Legislators who have introduced the legislation have said that Americans’ fears about contact tracing and the confidentiality of their health data are valid. Before the pandemic, lawmakers had moved towards more general digital privacy legislation, although several key disputes between Republicans and Democrats remained.

“Legal safeguards protecting consumer privacy have failed to keep pace with technology, and this gap costs us in the fight against COVID-19,” said Senator Richard Blumenthal, D-Conn., Member Senate Judicial and Commercial Committees in a statement.

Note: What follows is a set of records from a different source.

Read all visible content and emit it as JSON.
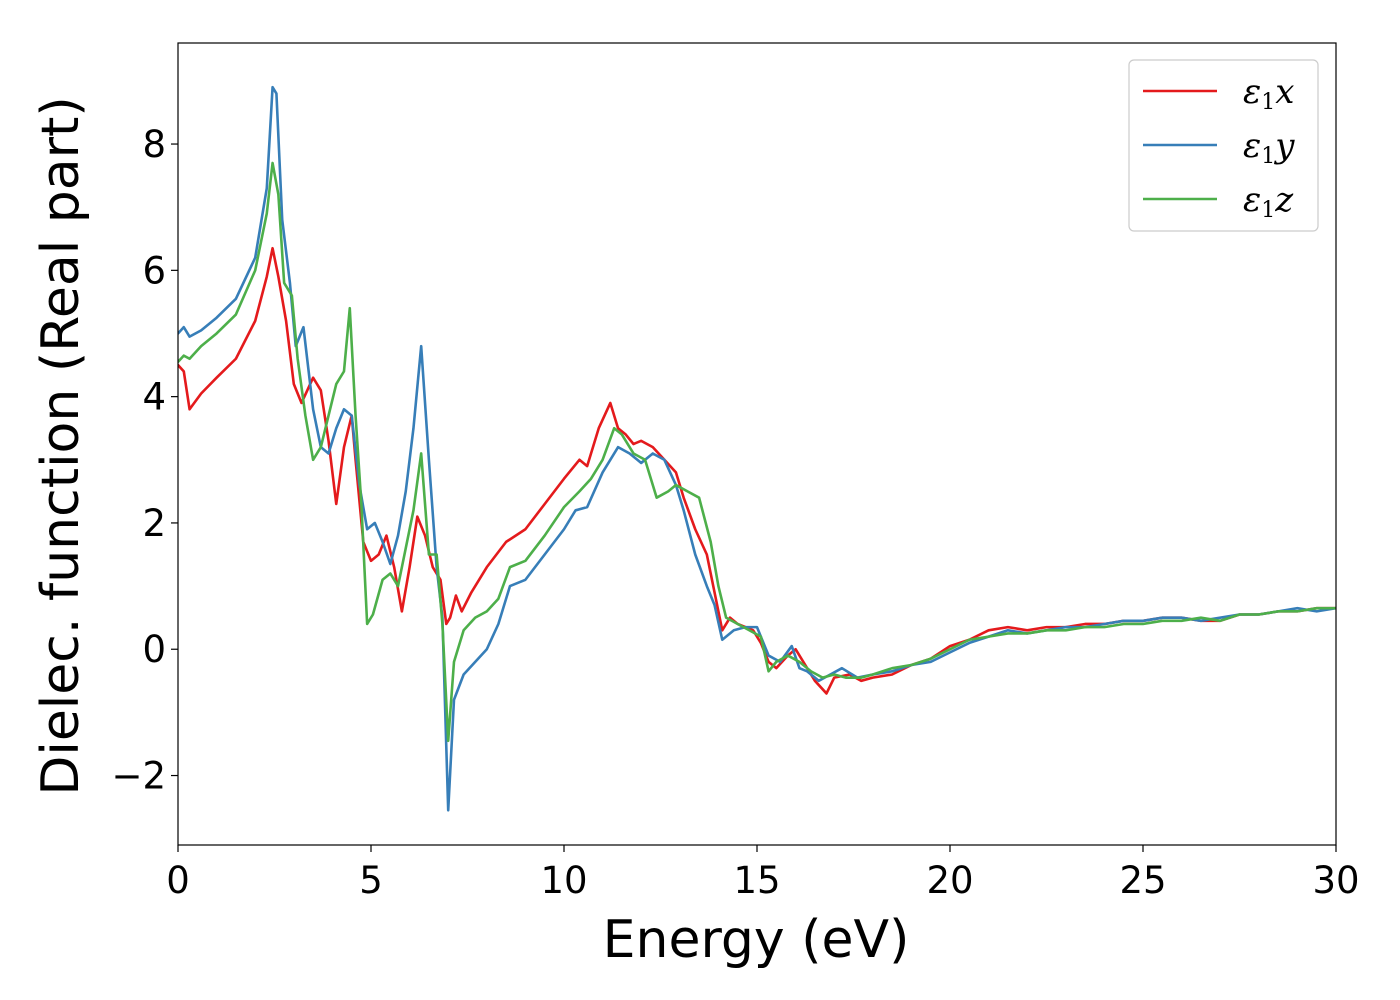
{
  "chart_data": {
    "type": "line",
    "title": "",
    "xlabel": "Energy (eV)",
    "ylabel": "Dielec. function (Real part)",
    "xlim": [
      0,
      30
    ],
    "ylim": [
      -3.1,
      9.6
    ],
    "xticks": [
      0,
      5,
      10,
      15,
      20,
      25,
      30
    ],
    "xtick_labels": [
      "0",
      "5",
      "10",
      "15",
      "20",
      "25",
      "30"
    ],
    "yticks": [
      -2,
      0,
      2,
      4,
      6,
      8
    ],
    "ytick_labels": [
      "−2",
      "0",
      "2",
      "4",
      "6",
      "8"
    ],
    "grid": false,
    "legend_position": "top-right",
    "series": [
      {
        "name": "ε1x",
        "legend_symbol": "ε",
        "legend_subscript": "1",
        "legend_suffix": "x",
        "color": "#e41a1c",
        "x": [
          0.0,
          0.15,
          0.3,
          0.6,
          1.0,
          1.5,
          2.0,
          2.3,
          2.45,
          2.6,
          2.8,
          3.0,
          3.2,
          3.5,
          3.7,
          3.9,
          4.1,
          4.3,
          4.5,
          4.6,
          4.8,
          5.0,
          5.2,
          5.4,
          5.6,
          5.8,
          6.0,
          6.2,
          6.4,
          6.6,
          6.8,
          6.95,
          7.05,
          7.2,
          7.35,
          7.6,
          8.0,
          8.5,
          9.0,
          9.5,
          10.0,
          10.4,
          10.6,
          10.9,
          11.2,
          11.4,
          11.6,
          11.8,
          12.0,
          12.3,
          12.6,
          12.9,
          13.1,
          13.4,
          13.7,
          13.9,
          14.1,
          14.3,
          14.5,
          14.7,
          14.9,
          15.1,
          15.3,
          15.5,
          15.8,
          16.0,
          16.3,
          16.5,
          16.8,
          17.0,
          17.4,
          17.7,
          18.0,
          18.5,
          19.0,
          19.5,
          20.0,
          20.5,
          21.0,
          21.5,
          22.0,
          22.5,
          23.0,
          23.5,
          24.0,
          24.5,
          25.0,
          25.5,
          26.0,
          26.5,
          27.0,
          27.5,
          28.0,
          28.5,
          29.0,
          29.5,
          30.0
        ],
        "y": [
          4.5,
          4.4,
          3.8,
          4.05,
          4.3,
          4.6,
          5.2,
          5.9,
          6.35,
          5.9,
          5.2,
          4.2,
          3.9,
          4.3,
          4.1,
          3.3,
          2.3,
          3.2,
          3.7,
          3.0,
          1.7,
          1.4,
          1.5,
          1.8,
          1.3,
          0.6,
          1.3,
          2.1,
          1.8,
          1.3,
          1.1,
          0.4,
          0.5,
          0.85,
          0.6,
          0.9,
          1.3,
          1.7,
          1.9,
          2.3,
          2.7,
          3.0,
          2.9,
          3.5,
          3.9,
          3.5,
          3.4,
          3.25,
          3.3,
          3.2,
          3.0,
          2.8,
          2.4,
          1.9,
          1.5,
          0.9,
          0.3,
          0.5,
          0.4,
          0.35,
          0.3,
          0.1,
          -0.2,
          -0.3,
          -0.1,
          0.0,
          -0.3,
          -0.5,
          -0.7,
          -0.45,
          -0.4,
          -0.5,
          -0.45,
          -0.4,
          -0.25,
          -0.15,
          0.05,
          0.15,
          0.3,
          0.35,
          0.3,
          0.35,
          0.35,
          0.4,
          0.4,
          0.45,
          0.45,
          0.5,
          0.5,
          0.45,
          0.45,
          0.55,
          0.55,
          0.6,
          0.6,
          0.65,
          0.65
        ]
      },
      {
        "name": "ε1y",
        "legend_symbol": "ε",
        "legend_subscript": "1",
        "legend_suffix": "y",
        "color": "#377eb8",
        "x": [
          0.0,
          0.15,
          0.3,
          0.6,
          1.0,
          1.5,
          2.0,
          2.3,
          2.45,
          2.55,
          2.7,
          2.9,
          3.05,
          3.25,
          3.5,
          3.7,
          3.9,
          4.1,
          4.3,
          4.5,
          4.7,
          4.9,
          5.1,
          5.3,
          5.5,
          5.7,
          5.9,
          6.1,
          6.3,
          6.5,
          6.7,
          6.85,
          7.0,
          7.15,
          7.4,
          7.7,
          8.0,
          8.3,
          8.6,
          9.0,
          9.5,
          10.0,
          10.3,
          10.6,
          11.0,
          11.4,
          11.7,
          12.0,
          12.3,
          12.6,
          12.9,
          13.1,
          13.4,
          13.7,
          13.9,
          14.1,
          14.4,
          14.7,
          15.0,
          15.3,
          15.6,
          15.9,
          16.1,
          16.3,
          16.6,
          16.9,
          17.2,
          17.6,
          18.0,
          18.5,
          19.0,
          19.5,
          20.0,
          20.5,
          21.0,
          21.5,
          22.0,
          22.5,
          23.0,
          23.5,
          24.0,
          24.5,
          25.0,
          25.5,
          26.0,
          26.5,
          27.0,
          27.5,
          28.0,
          28.5,
          29.0,
          29.5,
          30.0
        ],
        "y": [
          5.0,
          5.1,
          4.95,
          5.05,
          5.25,
          5.55,
          6.2,
          7.3,
          8.9,
          8.8,
          6.8,
          5.8,
          4.8,
          5.1,
          3.8,
          3.2,
          3.1,
          3.5,
          3.8,
          3.7,
          2.6,
          1.9,
          2.0,
          1.7,
          1.35,
          1.8,
          2.5,
          3.5,
          4.8,
          3.0,
          1.3,
          0.5,
          -2.55,
          -0.8,
          -0.4,
          -0.2,
          0.0,
          0.4,
          1.0,
          1.1,
          1.5,
          1.9,
          2.2,
          2.25,
          2.8,
          3.2,
          3.1,
          2.95,
          3.1,
          3.0,
          2.6,
          2.2,
          1.5,
          1.0,
          0.7,
          0.15,
          0.3,
          0.35,
          0.35,
          -0.1,
          -0.2,
          0.05,
          -0.3,
          -0.35,
          -0.5,
          -0.4,
          -0.3,
          -0.45,
          -0.4,
          -0.35,
          -0.25,
          -0.2,
          -0.05,
          0.1,
          0.2,
          0.3,
          0.25,
          0.3,
          0.35,
          0.35,
          0.4,
          0.45,
          0.45,
          0.5,
          0.5,
          0.45,
          0.5,
          0.55,
          0.55,
          0.6,
          0.65,
          0.6,
          0.65
        ]
      },
      {
        "name": "ε1z",
        "legend_symbol": "ε",
        "legend_subscript": "1",
        "legend_suffix": "z",
        "color": "#4daf4a",
        "x": [
          0.0,
          0.15,
          0.3,
          0.6,
          1.0,
          1.5,
          2.0,
          2.3,
          2.45,
          2.6,
          2.75,
          2.95,
          3.1,
          3.3,
          3.5,
          3.7,
          3.9,
          4.1,
          4.3,
          4.45,
          4.6,
          4.75,
          4.9,
          5.05,
          5.3,
          5.5,
          5.7,
          5.9,
          6.1,
          6.3,
          6.5,
          6.7,
          6.85,
          7.0,
          7.15,
          7.4,
          7.7,
          8.0,
          8.3,
          8.6,
          9.0,
          9.5,
          10.0,
          10.4,
          10.7,
          11.0,
          11.3,
          11.5,
          11.8,
          12.1,
          12.4,
          12.7,
          12.9,
          13.2,
          13.5,
          13.8,
          14.0,
          14.2,
          14.5,
          14.8,
          15.1,
          15.3,
          15.5,
          15.8,
          16.1,
          16.4,
          16.7,
          17.0,
          17.3,
          17.7,
          18.0,
          18.5,
          19.0,
          19.5,
          20.0,
          20.5,
          21.0,
          21.5,
          22.0,
          22.5,
          23.0,
          23.5,
          24.0,
          24.5,
          25.0,
          25.5,
          26.0,
          26.5,
          27.0,
          27.5,
          28.0,
          28.5,
          29.0,
          29.5,
          30.0
        ],
        "y": [
          4.55,
          4.65,
          4.6,
          4.8,
          5.0,
          5.3,
          6.0,
          6.9,
          7.7,
          7.2,
          5.8,
          5.6,
          4.6,
          3.7,
          3.0,
          3.2,
          3.7,
          4.2,
          4.4,
          5.4,
          3.7,
          2.3,
          0.4,
          0.55,
          1.1,
          1.2,
          1.0,
          1.6,
          2.2,
          3.1,
          1.5,
          1.5,
          0.4,
          -1.45,
          -0.2,
          0.3,
          0.5,
          0.6,
          0.8,
          1.3,
          1.4,
          1.8,
          2.25,
          2.5,
          2.7,
          3.0,
          3.5,
          3.4,
          3.1,
          3.0,
          2.4,
          2.5,
          2.6,
          2.5,
          2.4,
          1.7,
          1.0,
          0.5,
          0.4,
          0.3,
          0.2,
          -0.35,
          -0.2,
          -0.1,
          -0.2,
          -0.35,
          -0.45,
          -0.4,
          -0.45,
          -0.45,
          -0.4,
          -0.3,
          -0.25,
          -0.15,
          0.0,
          0.15,
          0.2,
          0.25,
          0.25,
          0.3,
          0.3,
          0.35,
          0.35,
          0.4,
          0.4,
          0.45,
          0.45,
          0.5,
          0.45,
          0.55,
          0.55,
          0.6,
          0.6,
          0.65,
          0.65
        ]
      }
    ]
  }
}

“Americans are justifiably skeptical about the protection of their sensitive health data, and as a result are hesitant to participate in contact tracing programs essential to stop the spread of this disease. Public Health Emergency Commitment Privacy Act towards civilians liberties are an investment in our public health. “

“In the absence of a clear commitment from policy makers to improve our health privacy laws, as this important legislation seeks to accomplish, I fear that rampant violations of life privacy is becoming the new status quo in healthcare and public health, “said Senator Mark Warner, D-Va. ., Vice Chairman of the Senate Intelligence Committee, said in a statement. “The credibility – and even the effectiveness – of these technologies depends on public confidence.”

Representative Jan Schakowsky, D-Ill., Chair of the House Consumer Protection Subcommittee who also introduced the bill, said that it is important to remember that contact tracing is a part of the solution to the current health crisis combined with manual research and testing.

Anna Eshoo, D-Calif., Chair of the House Health Subcommittee, and Suzan DelBene, D-Wash. also introduced the bill. Yvette Clarke, D-N.Y., Vice-Chair of the House Energy and Trade Committee, G. K. Butterfield D-N.Y., Vice-Chair of the Health Sub-Committee, and Tony Cárdenas D-Calif. are co-sponsors.